These are some plans for a new zoological park in Vincennes, France. The zoo's landscapes are designed by TN PLUS Landscape Architects, its buildings by Paris architects Beckmann N'Thepe. The project is noteworthy for, among other things, what could be called its simulated geology.
These artificial earthforms will contain simulated environments within which animals will live. The whole complex will encompass 15 hectares and six "biozones," and it will run partly on solar power.
The park's "biozones" include the savannah, the equatorial African rain forest, Patagonia, French Guiana, Madagascar, and Europe
So the zoo – like all zoos, of course – will be a simulation intended for animals.
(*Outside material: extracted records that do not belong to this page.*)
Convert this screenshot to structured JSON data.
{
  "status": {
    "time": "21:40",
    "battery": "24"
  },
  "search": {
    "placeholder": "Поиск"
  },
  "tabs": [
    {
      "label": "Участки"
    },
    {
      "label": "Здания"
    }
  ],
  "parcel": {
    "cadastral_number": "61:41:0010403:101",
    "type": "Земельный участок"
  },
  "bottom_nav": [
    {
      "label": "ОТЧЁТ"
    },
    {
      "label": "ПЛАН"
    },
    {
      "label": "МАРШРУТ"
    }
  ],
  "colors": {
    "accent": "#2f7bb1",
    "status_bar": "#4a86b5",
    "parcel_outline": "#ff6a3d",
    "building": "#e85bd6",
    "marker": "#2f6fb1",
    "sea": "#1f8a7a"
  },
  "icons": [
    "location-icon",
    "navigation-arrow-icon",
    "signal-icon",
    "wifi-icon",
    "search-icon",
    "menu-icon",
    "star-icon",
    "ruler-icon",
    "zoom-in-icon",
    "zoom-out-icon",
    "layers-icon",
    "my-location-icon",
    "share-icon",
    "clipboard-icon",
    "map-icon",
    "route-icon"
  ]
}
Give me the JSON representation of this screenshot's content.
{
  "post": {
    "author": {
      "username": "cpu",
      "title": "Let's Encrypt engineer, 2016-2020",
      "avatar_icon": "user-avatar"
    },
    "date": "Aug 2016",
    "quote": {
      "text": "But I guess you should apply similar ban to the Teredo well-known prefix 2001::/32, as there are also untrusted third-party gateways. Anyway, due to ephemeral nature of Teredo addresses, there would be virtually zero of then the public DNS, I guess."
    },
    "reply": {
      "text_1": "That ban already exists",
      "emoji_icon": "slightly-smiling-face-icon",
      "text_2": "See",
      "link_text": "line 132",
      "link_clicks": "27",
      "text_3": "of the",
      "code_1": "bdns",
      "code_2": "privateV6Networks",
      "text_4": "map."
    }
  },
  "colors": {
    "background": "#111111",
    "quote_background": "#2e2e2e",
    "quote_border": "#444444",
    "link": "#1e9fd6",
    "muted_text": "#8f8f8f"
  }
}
Zoos, in other words, are a particularly bizarre form of trans-species communication, attempted on the level of architecture and landscape design. They're like hieroglyphs that animals inhabit – spaces defined entirely by their ability to refer to something they are not.
And I have to say that the renderings of this place look pretty cool. But why do we only build zoos like this? Why not suburbs or college campuses? You mold landforms out of reinforced concrete, and you install artificial waterfalls and fake rivers, and you grow rare orchids under the cover of geodesic domes. And then your grandkids can grow up in a savannah-themed suburb outside Orlando. The next town over, kids run around through giant fern trees, chasing parrots. Perhaps themed biozones are the future of suburban design?